In an address to the public Wednesday afternoon, President Barack Obama announced that he will sign 23 executive actions that provide law enforcement, schools, mental health professionals and the public health community more tools to combat gun violence.
The actions include launching a responsible gun ownership campaign, having the Consumer Product Safety Commission review standards for gun safes and locks, nominating a director for the Bureau of Alcohol, Tobacco and Firearms and directing the Center for Disease Control to research the causes and prevention of gun violence.
Obama also want to improve incentives and look at removing any unnecessary legal barriers that may prevent states from sharing information with the federal background check system, a move that could help legislation similar to State Representantive Todd Stephen's bill that would add Pennsylvania's mental health records to the national database.
The President's announcement comes from recommendations presented by Vice President Joe Biden after he and other Cabinet members conducted meetings with representatives from the gun, video game and health care industry as well as religious leaders and advocacy groups.
As Obama uses the power of the Executive Office to address gun safety, he has also called on Congress to enact stricter laws and statutes in the months to come.
"To make a real and lasting difference," Obama said in a prepared statement, "Congress, too, must act - and Congress must act soon. And I’m calling on Congress to pass some very specific proposals right away."

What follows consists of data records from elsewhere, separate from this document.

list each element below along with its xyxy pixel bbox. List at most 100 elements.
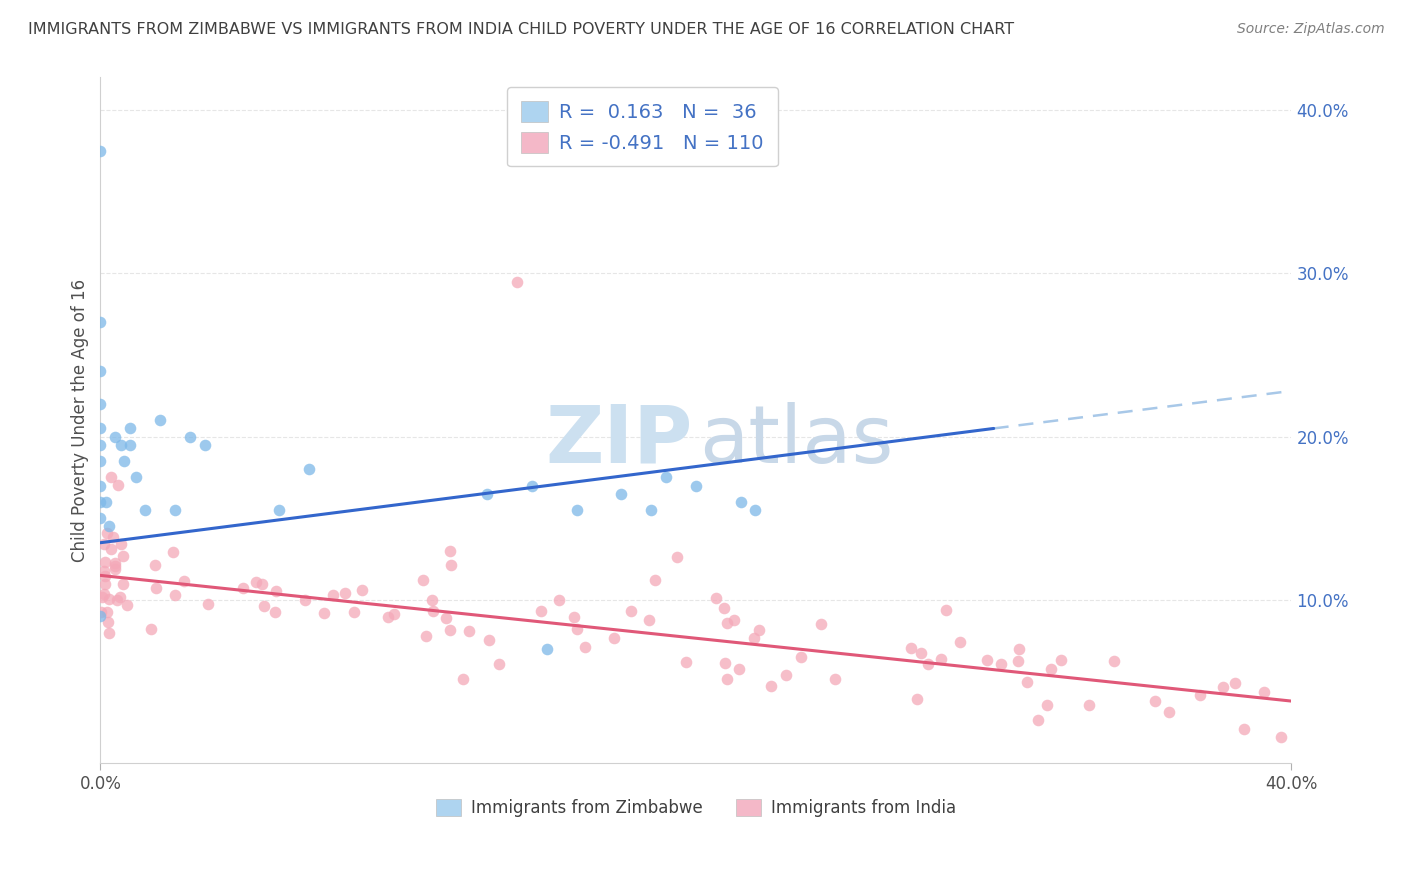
Point <box>100 541 122 556</box>
Point <box>322 588 344 602</box>
Point <box>728 661 751 675</box>
Point <box>294 592 316 607</box>
Point <box>107 478 129 492</box>
Point <box>900 641 922 656</box>
Point <box>716 672 738 686</box>
Point <box>713 601 735 615</box>
Point <box>1157 705 1180 719</box>
Point <box>264 584 287 599</box>
Point <box>120 421 142 435</box>
Point <box>90 590 112 604</box>
Point <box>520 478 543 492</box>
Point <box>108 590 131 604</box>
Point <box>439 544 461 558</box>
Point <box>1040 662 1063 676</box>
Point <box>111 549 134 564</box>
Point <box>1036 698 1059 713</box>
Point <box>298 462 321 476</box>
Point <box>976 653 998 667</box>
Point <box>610 487 633 501</box>
Point <box>98 591 121 606</box>
Point <box>790 649 813 664</box>
Point <box>412 573 434 587</box>
Point <box>253 599 276 613</box>
Point <box>89 609 111 624</box>
Point <box>655 470 678 484</box>
Point <box>93 577 115 591</box>
Point <box>93 555 115 569</box>
Point <box>94 569 117 583</box>
Point <box>312 606 335 620</box>
Point <box>264 605 287 619</box>
Point <box>139 622 162 636</box>
Point <box>415 629 437 643</box>
Point <box>675 655 697 669</box>
Point <box>110 438 132 452</box>
Point <box>1189 688 1212 702</box>
Point <box>104 562 127 576</box>
Point <box>1225 675 1247 690</box>
Point <box>704 591 727 606</box>
Point <box>382 607 405 622</box>
Point <box>665 550 688 565</box>
Point <box>990 657 1012 672</box>
Point <box>101 531 124 545</box>
Point <box>453 672 475 686</box>
Point <box>716 616 738 631</box>
Point <box>96 495 118 509</box>
Point <box>640 503 662 517</box>
Point <box>759 679 782 693</box>
Point <box>714 656 737 670</box>
Point <box>267 503 290 517</box>
Point <box>638 613 661 627</box>
Point <box>100 469 122 483</box>
Point <box>1017 675 1039 690</box>
Point <box>89 144 111 158</box>
Point <box>434 610 457 624</box>
Point <box>1233 722 1256 736</box>
Point <box>620 604 643 618</box>
Point <box>377 609 399 624</box>
Point <box>1007 654 1029 668</box>
Point <box>335 586 357 600</box>
Point <box>197 597 219 611</box>
Point <box>162 544 184 558</box>
Point <box>478 632 501 647</box>
Point <box>98 626 121 640</box>
Point <box>97 615 120 629</box>
Text: IMMIGRANTS FROM ZIMBABWE VS IMMIGRANTS FROM INDIA CHILD POVERTY UNDER THE AGE OF: IMMIGRANTS FROM ZIMBABWE VS IMMIGRANTS F… <box>28 22 1014 37</box>
Point <box>232 581 254 595</box>
Point <box>89 315 111 329</box>
Point <box>730 495 752 509</box>
Point <box>194 438 217 452</box>
Point <box>104 559 127 574</box>
Point <box>530 604 553 618</box>
Point <box>440 558 463 572</box>
Point <box>506 275 529 289</box>
Point <box>89 454 111 468</box>
Point <box>343 605 366 619</box>
Point <box>1050 653 1073 667</box>
Point <box>824 672 846 686</box>
Point <box>350 583 373 598</box>
Point <box>89 478 111 492</box>
Point <box>744 503 766 517</box>
Point <box>1144 694 1167 708</box>
Point <box>935 603 957 617</box>
Point <box>125 470 148 484</box>
Point <box>112 454 135 468</box>
Point <box>134 503 156 517</box>
Point <box>1253 685 1275 699</box>
Point <box>564 610 586 624</box>
Point <box>905 692 928 706</box>
Point <box>458 624 481 639</box>
Point <box>93 565 115 579</box>
Point <box>929 652 952 666</box>
Point <box>104 556 127 570</box>
Point <box>250 577 273 591</box>
Point <box>105 593 128 607</box>
Point <box>603 631 626 645</box>
Point <box>93 537 115 551</box>
Y-axis label: Child Poverty Under the Age of 16: Child Poverty Under the Age of 16 <box>72 278 89 562</box>
Point <box>775 668 797 682</box>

The President has proposed the following:
- Require a universal background check for anyone trying to buy a gun;
- Ban military-style assault weapons and a 10-round limit on magazines;
- Harsher punishments for illegal gun sales and trafficking;
- Act on the administration's $4 billion proposal to keep 15,000 police officers employed;
- Confirming the nomination of Todd Jones as ATF director.
"I intend to use whatever weight this office holds to make them a reality," Obama said in a statement released by the White House. "Because while there is no law or set of laws that can prevent every senseless act of violence completely, if there is even one thing we can do to reduce this violence – if even one life can be saved – we have an obligation to try."
The actions take place 33 days after 26 children and adults at Sandy Hook Elementary in Newtown, Conn., were killed in a shooting that shook the nation. The tragedy brought shined a bright spotlight on the gun debate, as gun control supporters demanded stricter legislation while many gun owners resented what they saw as a politicization of the massacre.
Response was swift after Obama presented his proposals. The National Rifle Association released a short but direct statement to the media.
"Attacking firearms and ignoring children is not a solution to the crisis we face as a nation," the organization said in the statement. "Only honest, law-abiding gun owners will be affected and our children will remain vulnerable to the inevitability of more tragedy."
Local officials also weighed in on the stronger push for new gun control measures. Representative Allyson Schwartz (PA-13) applauded the administration's announcement, calling it a "comprehensive plan to keep guns out of the wrong hands."
On the other side of the aisle, Rep. Mike Fitzpatrick (PA-8) stressed the need for a bipartisan approach to the issue that includes input from all branches of the government. He recognized the need for the proposed measures and the need for stronger enforcement for current laws.
"Our focus should be on measures which have the widest positive effect that have the support of both Republicans and Democrats in Congress," siad Fitzpatrick in a statement released by his office. "My sense is those include background checks and mental health records reporting with the goal of keeping dangerous weapons out of the hands of dangerous people."